Two infertile women to give birth in Ukraine after controversial gene-editing operation

Two infertile women will give birth in Ukraine after using a revolutionary technique that combines the genes of three parents, a report reveals.

The controversial technique was designed to prevent families passing on genetic mutations, not to aid fertility.

However, the New Scientist reported on Monday that two women have used the procedure to bypass fertility issues.

Both patients are married women who been undergoing In Vitro Fertilisation (IVF) when they went into ‘embryo arrest’ – meaning the cells suddenly and inexplicably stopped growing half-way through the process.

One mother-to-be is 20 weeks pregnant with a son, the other 26 weeks pregnant with a daughter, the report said.

The revelation comes just two weeks after the first baby created with this technique was born.

The team was led by Valery Zukin, director of the Clinic of Reproductive Medicine in Kiev.

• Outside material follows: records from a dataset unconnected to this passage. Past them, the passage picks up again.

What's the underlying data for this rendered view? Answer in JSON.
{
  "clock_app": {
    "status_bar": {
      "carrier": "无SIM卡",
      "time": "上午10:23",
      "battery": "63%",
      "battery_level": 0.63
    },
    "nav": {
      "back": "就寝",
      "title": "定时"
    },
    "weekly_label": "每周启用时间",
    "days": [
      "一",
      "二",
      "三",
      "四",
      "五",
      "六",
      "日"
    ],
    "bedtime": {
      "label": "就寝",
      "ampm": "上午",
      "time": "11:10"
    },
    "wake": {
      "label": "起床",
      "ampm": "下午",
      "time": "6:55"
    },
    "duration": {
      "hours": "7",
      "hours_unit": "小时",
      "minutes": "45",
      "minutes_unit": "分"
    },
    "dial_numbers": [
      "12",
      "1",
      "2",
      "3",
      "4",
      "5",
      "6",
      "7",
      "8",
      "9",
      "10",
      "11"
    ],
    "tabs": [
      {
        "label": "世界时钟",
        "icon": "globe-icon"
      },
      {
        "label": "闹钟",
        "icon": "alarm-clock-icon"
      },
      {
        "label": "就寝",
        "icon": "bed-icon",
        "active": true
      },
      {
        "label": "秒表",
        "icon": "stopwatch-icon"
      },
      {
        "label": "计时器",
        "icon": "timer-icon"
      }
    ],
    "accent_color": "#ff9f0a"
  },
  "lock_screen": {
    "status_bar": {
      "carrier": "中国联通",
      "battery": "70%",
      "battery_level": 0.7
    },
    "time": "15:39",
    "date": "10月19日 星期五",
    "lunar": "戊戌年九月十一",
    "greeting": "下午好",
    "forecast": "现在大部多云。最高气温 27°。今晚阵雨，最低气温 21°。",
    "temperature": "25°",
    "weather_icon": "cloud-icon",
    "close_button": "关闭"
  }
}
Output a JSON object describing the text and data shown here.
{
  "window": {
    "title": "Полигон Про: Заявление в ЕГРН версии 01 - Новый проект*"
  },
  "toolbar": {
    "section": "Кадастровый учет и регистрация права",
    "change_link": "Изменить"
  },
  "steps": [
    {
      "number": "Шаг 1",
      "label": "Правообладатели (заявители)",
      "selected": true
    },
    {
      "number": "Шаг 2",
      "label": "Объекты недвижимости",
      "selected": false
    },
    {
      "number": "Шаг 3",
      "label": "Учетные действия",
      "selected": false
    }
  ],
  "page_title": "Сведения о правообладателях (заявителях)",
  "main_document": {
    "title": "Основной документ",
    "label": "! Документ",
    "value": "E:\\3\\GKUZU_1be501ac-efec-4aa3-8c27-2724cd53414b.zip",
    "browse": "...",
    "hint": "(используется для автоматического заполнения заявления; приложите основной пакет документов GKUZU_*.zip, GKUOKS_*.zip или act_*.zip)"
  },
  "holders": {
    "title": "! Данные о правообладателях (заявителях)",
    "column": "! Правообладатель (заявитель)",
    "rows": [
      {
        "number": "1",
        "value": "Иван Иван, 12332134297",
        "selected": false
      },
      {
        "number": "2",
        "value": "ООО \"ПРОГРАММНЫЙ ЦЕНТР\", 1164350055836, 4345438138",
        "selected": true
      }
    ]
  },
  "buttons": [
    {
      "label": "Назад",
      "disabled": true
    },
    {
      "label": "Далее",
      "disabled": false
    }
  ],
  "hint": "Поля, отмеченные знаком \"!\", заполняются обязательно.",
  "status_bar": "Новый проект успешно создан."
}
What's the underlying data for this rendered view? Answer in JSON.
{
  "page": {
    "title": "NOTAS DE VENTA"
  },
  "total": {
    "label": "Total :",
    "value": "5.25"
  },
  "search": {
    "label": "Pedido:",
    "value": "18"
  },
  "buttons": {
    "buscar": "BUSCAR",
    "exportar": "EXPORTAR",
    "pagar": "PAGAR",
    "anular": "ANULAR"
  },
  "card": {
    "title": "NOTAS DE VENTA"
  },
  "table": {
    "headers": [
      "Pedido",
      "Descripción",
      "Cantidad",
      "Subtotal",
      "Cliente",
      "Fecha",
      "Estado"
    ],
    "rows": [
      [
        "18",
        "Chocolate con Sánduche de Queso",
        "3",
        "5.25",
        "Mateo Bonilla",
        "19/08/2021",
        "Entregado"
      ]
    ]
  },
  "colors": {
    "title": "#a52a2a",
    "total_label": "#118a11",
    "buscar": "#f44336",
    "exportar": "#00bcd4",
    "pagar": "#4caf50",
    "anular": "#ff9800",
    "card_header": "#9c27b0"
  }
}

Zukin told the New Scientist they used a technique called ‘pro-nuclear transfer’.

As with standard IVF, they fertilize the mother’s egg with sperm from her husband.

They then also fertilze a donor’s egg with sperm from the husband. Then they extract the ‘pro-nucleus’ from the mother’s egg – that is the core of the cell that contains the mother’s and father’s chromosomes that forms after fertilization.